The plot is built around three life long friends: Ben Cresswell, the Vicar’s son, who now serves as a homeland spy, Lady Pamela Sutton, the middle daughter of an aristocratic family who decodes German correspondence at Bletchley, and Jeremy Prescott, an injured RAF fighter pilot. Their carefree youth is contrasted with the dangers of the Nazis.
They are trying to find out about a German that died parachuting into the countryside. Many believe his mission was to deliver a mysterious message to a German spy on how to assassinate either the royal family or Winston Churchill. The suspect pool grows as the people of interest include an English P.O.W. who escaped, those escaping the German atrocities, Canadians, a governess and someone who could be a double spy.
The main and supporting characters created are very intriguing and engaging. Readers will wish Bowen would continue to re-visit them by turning the stand-alone into a series. The two male characters are Ben who is smart and loyal, while Jeremy is the ultimate bad boy. Besides Pamela, her sister Margot allows people to get a view of the German brutalities. The youngest, Phoebe, of the five Sutton daughters, befriends Alfie, taken in by the groundskeeper for safety reasons. All desire to discover the identity of the German spy.
Bowen also writes of Farleigh Field as if it is a character. In many ways it becomes the central element of the plot considering it serves as the headquarters of a British armed forces unit.

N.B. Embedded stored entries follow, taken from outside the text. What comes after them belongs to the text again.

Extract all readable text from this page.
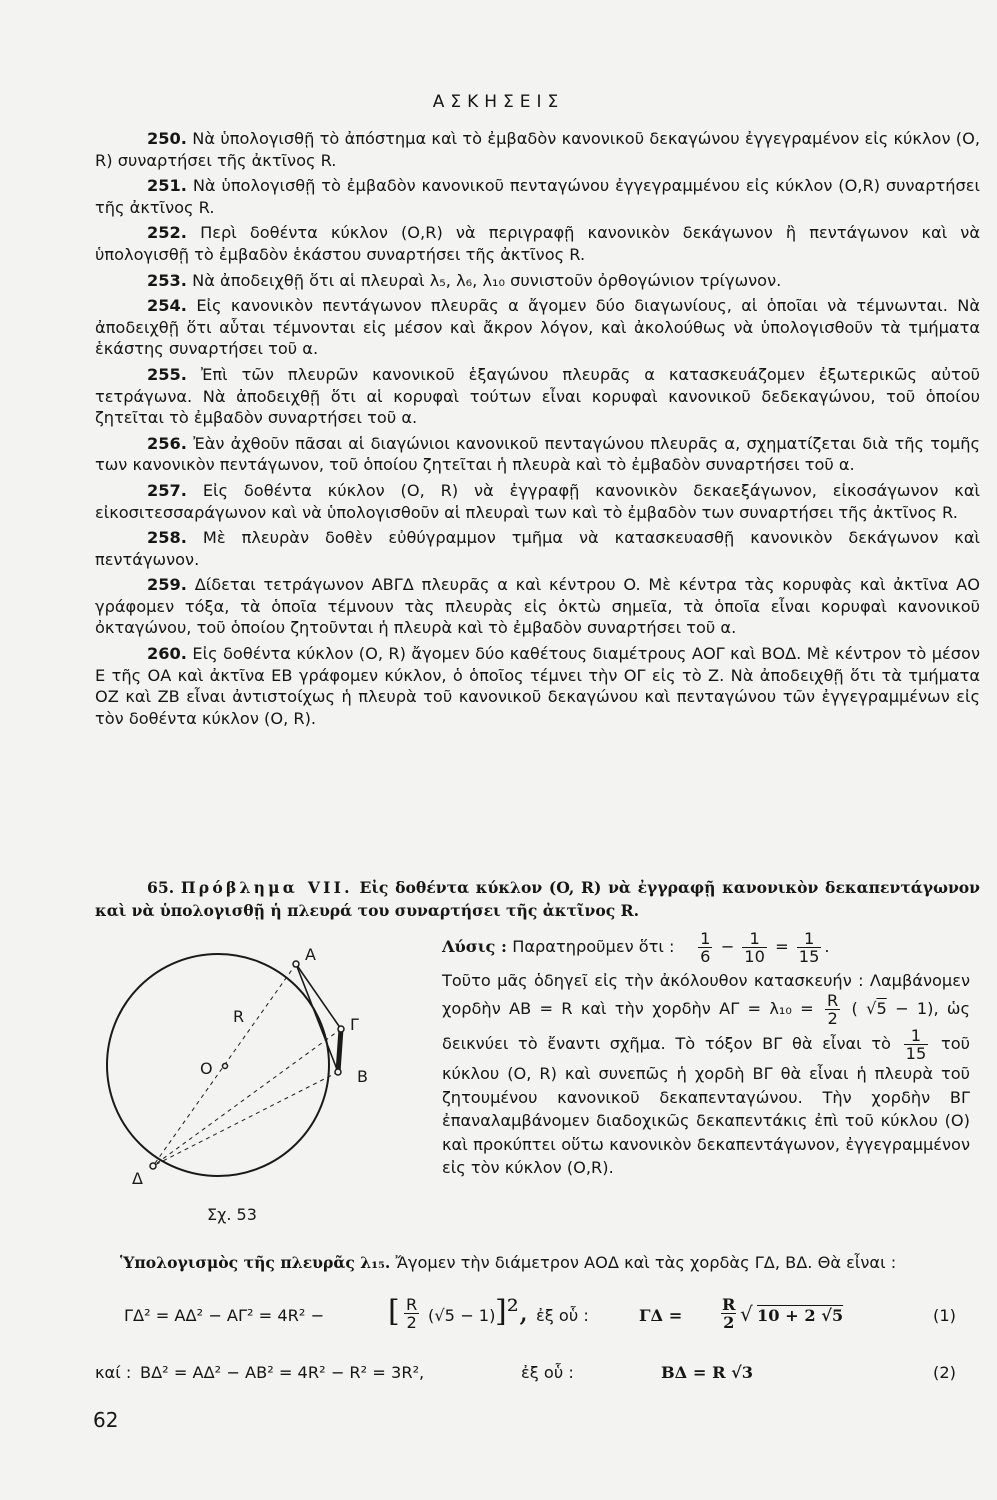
ΑΣΚΗΣΕΙΣ

250. Νὰ ὑπολογισθῇ τὸ ἀπόστημα καὶ τὸ ἐμβαδὸν κανονικοῦ δεκαγώνου ἐγγεγραμένον εἰς κύκλον (O, R) συναρτήσει τῆς ἀκτῖνος R.

251. Νὰ ὑπολογισθῇ τὸ ἐμβαδὸν κανονικοῦ πενταγώνου ἐγγεγραμμένου εἰς κύκλον (O,R) συναρτήσει τῆς ἀκτῖνος R.

252. Περὶ δοθέντα κύκλον (O,R) νὰ περιγραφῇ κανονικὸν δεκάγωνον ἢ πεντάγωνον καὶ νὰ ὑπολογισθῇ τὸ ἐμβαδὸν ἑκάστου συναρτήσει τῆς ἀκτῖνος R.

253. Νὰ ἀποδειχθῇ ὅτι αἱ πλευραὶ λ₅, λ₆, λ₁₀ συνιστοῦν ὀρθογώνιον τρίγωνον.

254. Εἰς κανονικὸν πεντάγωνον πλευρᾶς α ἄγομεν δύο διαγωνίους, αἱ ὁποῖαι νὰ τέμνωνται. Νὰ ἀποδειχθῇ ὅτι αὗται τέμνονται εἰς μέσον καὶ ἄκρον λόγον, καὶ ἀκολούθως νὰ ὑπολογισθοῦν τὰ τμήματα ἑκάστης συναρτήσει τοῦ α.

255. Ἐπὶ τῶν πλευρῶν κανονικοῦ ἑξαγώνου πλευρᾶς α κατασκευάζομεν ἐξωτερικῶς αὐτοῦ τετράγωνα. Νὰ ἀποδειχθῇ ὅτι αἱ κορυφαὶ τούτων εἶναι κορυφαὶ κανονικοῦ δεδεκαγώνου, τοῦ ὁποίου ζητεῖται τὸ ἐμβαδὸν συναρτήσει τοῦ α.

256. Ἐὰν ἀχθοῦν πᾶσαι αἱ διαγώνιοι κανονικοῦ πενταγώνου πλευρᾶς α, σχηματίζεται διὰ τῆς τομῆς των κανονικὸν πεντάγωνον, τοῦ ὁποίου ζητεῖται ἡ πλευρὰ καὶ τὸ ἐμβαδὸν συναρτήσει τοῦ α.

257. Εἰς δοθέντα κύκλον (O, R) νὰ ἐγγραφῇ κανονικὸν δεκαεξάγωνον, εἰκοσάγωνον καὶ εἰκοσιτεσσαράγωνον καὶ νὰ ὑπολογισθοῦν αἱ πλευραὶ των καὶ τὸ ἐμβαδὸν των συναρτήσει τῆς ἀκτῖνος R.

258. Μὲ πλευρὰν δοθὲν εὐθύγραμμον τμῆμα νὰ κατασκευασθῇ κανονικὸν δεκάγωνον καὶ πεντάγωνον.

259. Δίδεται τετράγωνον ΑΒΓΔ πλευρᾶς α καὶ κέντρου O. Μὲ κέντρα τὰς κορυφὰς καὶ ἀκτῖνα ΑΟ γράφομεν τόξα, τὰ ὁποῖα τέμνουν τὰς πλευρὰς εἰς ὀκτὼ σημεῖα, τὰ ὁποῖα εἶναι κορυφαὶ κανονικοῦ ὀκταγώνου, τοῦ ὁποίου ζητοῦνται ἡ πλευρὰ καὶ τὸ ἐμβαδὸν συναρτήσει τοῦ α.

260. Εἰς δοθέντα κύκλον (O, R) ἄγομεν δύο καθέτους διαμέτρους ΑΟΓ καὶ ΒΟΔ. Μὲ κέντρον τὸ μέσον Ε τῆς ΟΑ καὶ ἀκτῖνα ΕΒ γράφομεν κύκλον, ὁ ὁποῖος τέμνει τὴν ΟΓ εἰς τὸ Ζ. Νὰ ἀποδειχθῇ ὅτι τὰ τμήματα ΟΖ καὶ ΖΒ εἶναι ἀντιστοίχως ἡ πλευρὰ τοῦ κανονικοῦ δεκαγώνου καὶ πενταγώνου τῶν ἐγγεγραμμένων εἰς τὸν δοθέντα κύκλον (O, R).

65. Πρόβλημα VII. Εἰς δοθέντα κύκλον (O, R) νὰ ἐγγραφῇ κανονικὸν δεκαπεντάγωνον καὶ νὰ ὑπολογισθῇ ἡ πλευρά του συναρτήσει τῆς ἀκτῖνος R.
A
Γ
B
Δ
O
R
Σχ. 53

Λύσις : Παρατηροῦμεν ὅτι : $\frac{1}{6} - \frac{1}{10} = \frac{1}{15}$ .

Τοῦτο μᾶς ὁδηγεῖ εἰς τὴν ἀκόλουθον κατασκευήν : Λαμβάνομεν χορδὴν ΑΒ = R καὶ τὴν χορδὴν $A\Gamma = \lambda_{10} = \frac{R}{2}$ ( √5 − 1), ὡς δεικνύει τὸ ἔναντι σχῆμα. Τὸ τόξον ΒΓ θὰ εἶναι τὸ $\frac{1}{15}$ τοῦ κύκλου (O, R) καὶ συνεπῶς ἡ χορδὴ ΒΓ θὰ εἶναι ἡ πλευρὰ τοῦ ζητουμένου κανονικοῦ δεκαπενταγώνου. Τὴν χορδὴν ΒΓ ἐπαναλαμβάνομεν διαδοχικῶς δεκαπεντάκις ἐπὶ τοῦ κύκλου (O) καὶ προκύπτει οὕτω κανονικὸν δεκαπεντάγωνον, ἐγγεγραμμένον εἰς τὸν κύκλον (O,R).

Ὑπολογισμὸς τῆς πλευρᾶς λ₁₅. Ἄγομεν τὴν διάμετρον ΑΟΔ καὶ τὰς χορδὰς ΓΔ, ΒΔ. Θὰ εἶναι :
ΓΔ² = ΑΔ² − ΑΓ² = 4R² − [ $\frac{R}{2} (√5 - 1)$ ]², ἐξ οὗ :	$\Gamma\Delta = \frac{R}{2}$ √ 10 + 2 √5	(1)
καί : ΒΔ² = ΑΔ² − ΑΒ² = 4R² − R² = 3R²,	ἐξ οὗ :	ΒΔ = R √3	(2)
62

Bowen contrasts the two male leads, “Jeremy was the ultimate bad boy. He was charismatic, dashing, and daring. If I was a young girl I would have been attracted to him. As Pamela says in the book, ‘you knew you would not be quite safe with Jeremy, but you knew you were alive.’ She took for granted he would marry her, but all he wanted was sex. Ben on the other hand was someone you would turn to if you were in trouble, like an older brother. He was kind, loyal, dependable, and considerate.”
Because of its location, Farleigh Field is the setting where espionage and mysterious events occur, drawing in the countryside aristocracy. Many lost privilege, property and power as their estates were taken over by the war effort. Bowen brilliantly and interestingly describes the culture of the time where the rich and powerful either made sacrifices with the rest of the English population, or were the ones who chose to join an organization that believed in making a peace with Hitler.
This story of war, love and mystery is extremely suspenseful. It is both realistic and believable. Through the character’s eyes readers will be drawn into the era and begin to understand the sacrifices and hardships placed on English society.